The Financial Stability Board, the oversight group of the world’s central banks, is working to mitigate the risks caused by early termination by lengthening the time required to suspend such contracts.
The Financial Stability Board has asked the International Swaps and Derivatives Association “to try to eliminate some of the challenges that are caused by the Isda Master Agreement during an attempted resolution,” said Stephen O'Connor, Isda chairman. “We are cooperating with them and we have representatives from the buy side and sell side working on the language, and also the way forward in an attempt to execute a protocol to implement that language. That's something that's very important to the global regulatory community and we are responding to get that done.”
At issue are the early termination rights of derivatives counterparties to banks, many of whose operating subsidiaries are counterparties to large volumes of OTC derivatives that provide for an event of default based on the insolvency of the parent holding company.

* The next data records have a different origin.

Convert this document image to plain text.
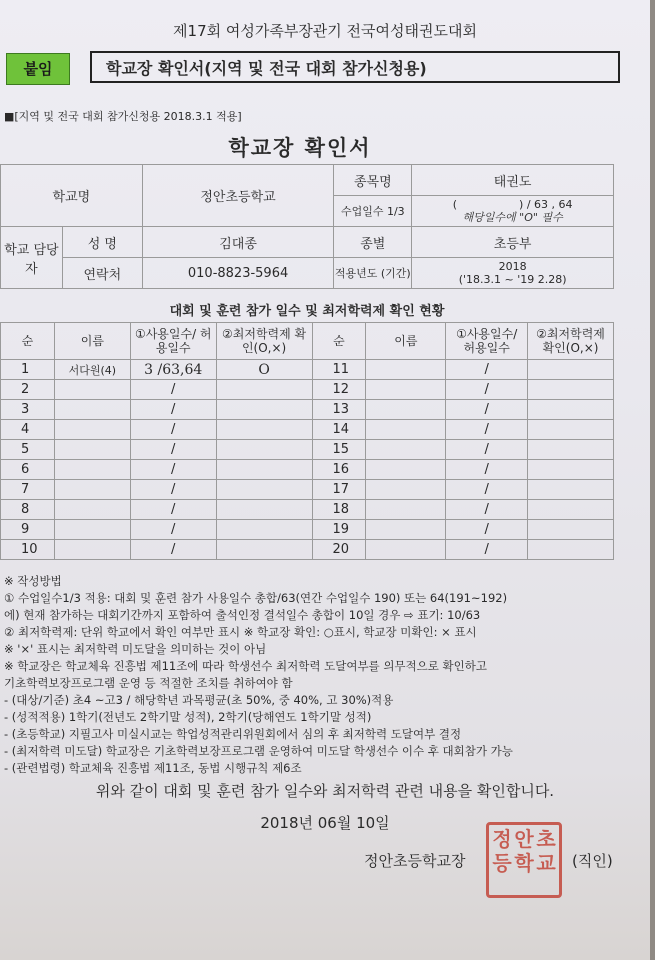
제17회 여성가족부장관기 전국여성태권도대회
붙임	학교장 확인서(지역 및 전국 대회 참가신청용)
■[지역 및 전국 대회 참가신청용 2018.3.1 적용]
학교장 확인서
학교명		정안초등학교	종목명	태권도
			수업일수 1/3	( ) / 63 , 64
해당일수에 "O" 필수
학교 담당자	성 명	김대종	종별	초등부
	연락처	010-8823-5964	적용년도 (기간)	2018
('18.3.1 ~ '19 2.28)
대회 및 훈련 참가 일수 및 최저학력제 확인 현황
순	이름	①사용일수/ 허용일수	②최저학력제 확인(O,×)	순	이름	①사용일수/ 허용일수	②최저학력제 확인(O,×)
1	서다원(4)	3 /63,64	O	11		/	
2		/		12		/	
3		/		13		/	
4		/		14		/	
5		/		15		/	
6		/		16		/	
7		/		17		/	
8		/		18		/	
9		/		19		/	
10		/		20		/	
※ 작성방법
① 수업일수1/3 적용: 대회 및 훈련 참가 사용일수 총합/63(연간 수업일수 190) 또는 64(191~192)
에) 현재 참가하는 대회기간까지 포함하여 출석인정 결석일수 총합이 10일 경우 ⇨ 표기: 10/63
② 최저학력제: 단위 학교에서 확인 여부만 표시 ※ 학교장 확인: ○표시, 학교장 미확인: × 표시
※ '×' 표시는 최저학력 미도달을 의미하는 것이 아님
※ 학교장은 학교체육 진흥법 제11조에 따라 학생선수 최저학력 도달여부를 의무적으로 확인하고
기초학력보장프로그램 운영 등 적절한 조치를 취하여야 함
- (대상/기준) 초4 ~고3 / 해당학년 과목평균(초 50%, 중 40%, 고 30%)적용
- (성적적용) 1학기(전년도 2학기말 성적), 2학기(당해연도 1학기말 성적)
- (초등학교) 지필고사 미실시교는 학업성적관리위원회에서 심의 후 최저학력 도달여부 결정
- (최저학력 미도달) 학교장은 기초학력보장프로그램 운영하여 미도달 학생선수 이수 후 대회참가 가능
- (관련법령) 학교체육 진흥법 제11조, 동법 시행규칙 제6조
위와 같이 대회 및 훈련 참가 일수와 최저학력 관련 내용을 확인합니다.
2018년 06월 10일
정안초등학교장
정 안 초
등 학 교	(직인)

The U.S. currently operates its resolution regime for U.S. banks with a 24-hour suspension period. The Federal Reserve is working with the FDIC and global regulators, financial firms, and other financial market participants to develop a protocol to the Isda Master Agreement to address the impediments to resolvability caused by early termination rights, Federal Reserve governor Daniel Tarullo told the Senate Banking Committee on Tuesday.
The Financial Stability Board will be reporting progress on this effort in the fall, he added.
U.S. regulators are concerned that foreign subsidiaries and branches of banks may have contractual rights and substantial economic incentives to terminate those contracts as soon as the U.S. parent bank enters resolution. This could render a resolution unworkable by resulting in the disorderly unwind of an otherwise viable foreign subsidiary and the disruption of critical intra-affiliate activities that rely on the failing subsidiary.
“The challenge would be compounded in a bankruptcy resolution, because derivatives and other qualifying financial contracts are exempt from the automatic stay under bankruptcy law, regardless of whether the contracts are governed by U.S. or foreign law,” Tarullo said.